Eine Sojus-Raumkapsel mit drei Raumfahrern an Bord hat die Internationale Raumstation erreicht. Um 4:45 Uhr (MESZ) dockte die Kapsel rund 400 Kilometer über der Erde reibungslos an der ISS an, wie die US-Raumfahrtbehörde Nasa mitteilte. Die Rakete mit der Raumkapsel Sojus TMA-17M war rund fünf Stunden und 45 Minuten zuvor vom kasachischen Weltraumbahnhof in Baikonur abgehoben, 15 Minuten später war sie in den Orbit eingetreten und hatte daraufhin zunächst viermal die Erde umrundet.

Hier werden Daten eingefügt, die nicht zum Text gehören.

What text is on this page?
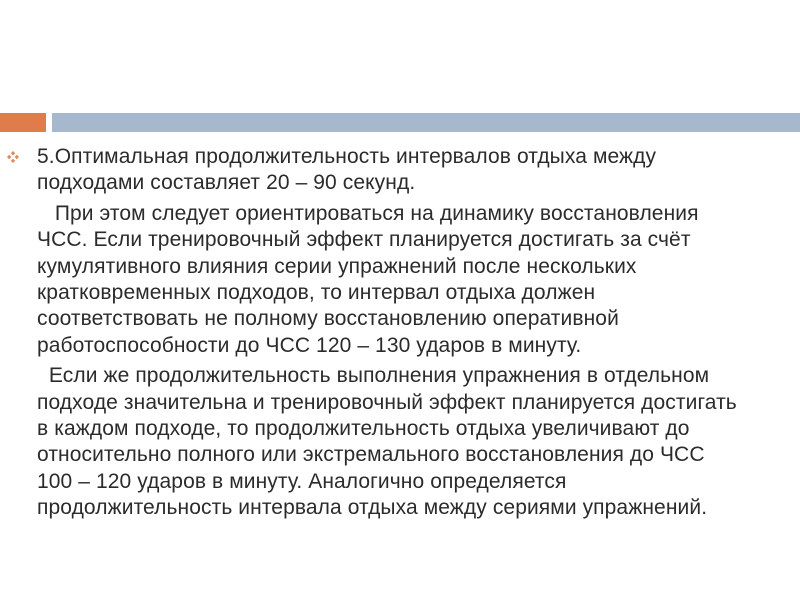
5.Оптимальная продолжительность интервалов отдыха между подходами составляет 20 – 90 секунд.

При этом следует ориентироваться на динамику восстановления ЧСС. Если тренировочный эффект планируется достигать за счёт кумулятивного влияния серии упражнений после нескольких кратковременных подходов, то интервал отдыха должен соответствовать не полному восстановлению оперативной работоспособности до ЧСС 120 – 130 ударов в минуту.

Если же продолжительность выполнения упражнения в отдельном подходе значительна и тренировочный эффект планируется достигать в каждом подходе, то продолжительность отдыха увеличивают до относительно полного или экстремального восстановления до ЧСС  100 – 120 ударов в минуту. Аналогично определяется продолжительность интервала отдыха между сериями упражнений.
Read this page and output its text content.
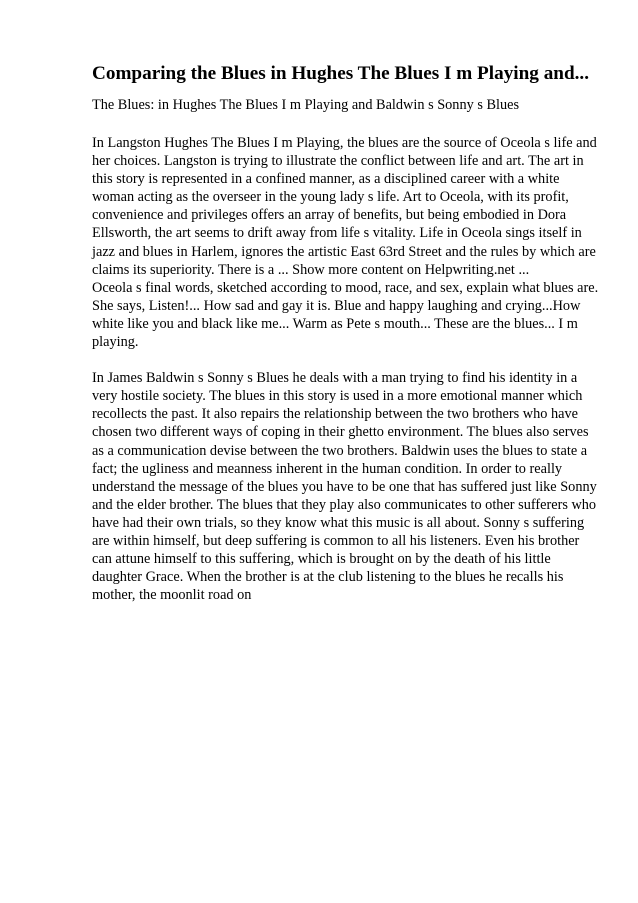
Comparing the Blues in Hughes The Blues I m Playing and...
The Blues: in Hughes The Blues I m Playing and Baldwin s Sonny s Blues

In Langston Hughes The Blues I m Playing, the blues are the source of Oceola s life and her choices. Langston is trying to illustrate the conflict between life and art. The art in this story is represented in a confined manner, as a disciplined career with a white woman acting as the overseer in the young lady s life. Art to Oceola, with its profit, convenience and privileges offers an array of benefits, but being embodied in Dora Ellsworth, the art seems to drift away from life s vitality. Life in Oceola sings itself in jazz and blues in Harlem, ignores the artistic East 63rd Street and the rules by which are claims its superiority. There is a ... Show more content on Helpwriting.net ...

Oceola s final words, sketched according to mood, race, and sex, explain what blues are. She says, Listen!... How sad and gay it is. Blue and happy laughing and crying...How white like you and black like me... Warm as Pete s mouth... These are the blues... I m playing.

In James Baldwin s Sonny s Blues he deals with a man trying to find his identity in a very hostile society. The blues in this story is used in a more emotional manner which recollects the past. It also repairs the relationship between the two brothers who have chosen two different ways of coping in their ghetto environment. The blues also serves as a communication devise between the two brothers. Baldwin uses the blues to state a fact; the ugliness and meanness inherent in the human condition. In order to really understand the message of the blues you have to be one that has suffered just like Sonny and the elder brother. The blues that they play also communicates to other sufferers who have had their own trials, so they know what this music is all about. Sonny s suffering are within himself, but deep suffering is common to all his listeners. Even his brother can attune himself to this suffering, which is brought on by the death of his little daughter Grace. When the brother is at the club listening to the blues he recalls his mother, the moonlit road on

An Bord sind der Russe Oleg Kononenko, der US-amerikanische Nasa-Astronaut Kjell Lindgren und der Japaner Kimiya Yui. Sie sollen 163 Tage im All bleiben und das dortige Team verstärken. Auf der ISS treffen sie auf die beiden russischen Kollegen Gennadi Padalka und Michail Kornijenko sowie auf den US-Astronauten Scott Kelly. Kornijenko und Kelly sind bereits seit mehr als vier Monaten auf der ISS im Einsatz, der für sie fast ein Jahr dauert.

Der ursprünglich Ende Mai geplante Start von Kononenko, Lindgren und Yui war um rund zwei Monate verschoben worden, nachdem im April ein unbemannter russischer Raumfrachter in die falsche Umlaufbahn geraten und abgestürzt war. Dies hatte Besorgnis über die Sicherheit der russischen Raketentechnik ausgelöst. Auch die zunächst für Mitte Mai geplante Rückkehr von drei Besatzungsmitgliedern der ISS verzögerte sich deswegen. Ein anderer russischer Transporter vom Typ Progress M-28M wurde Anfang Juli erfolgreich gestartet und konnte der ISS-Besatzung Lebensmittel und andere dringend benötigte Güter ins All bringen.  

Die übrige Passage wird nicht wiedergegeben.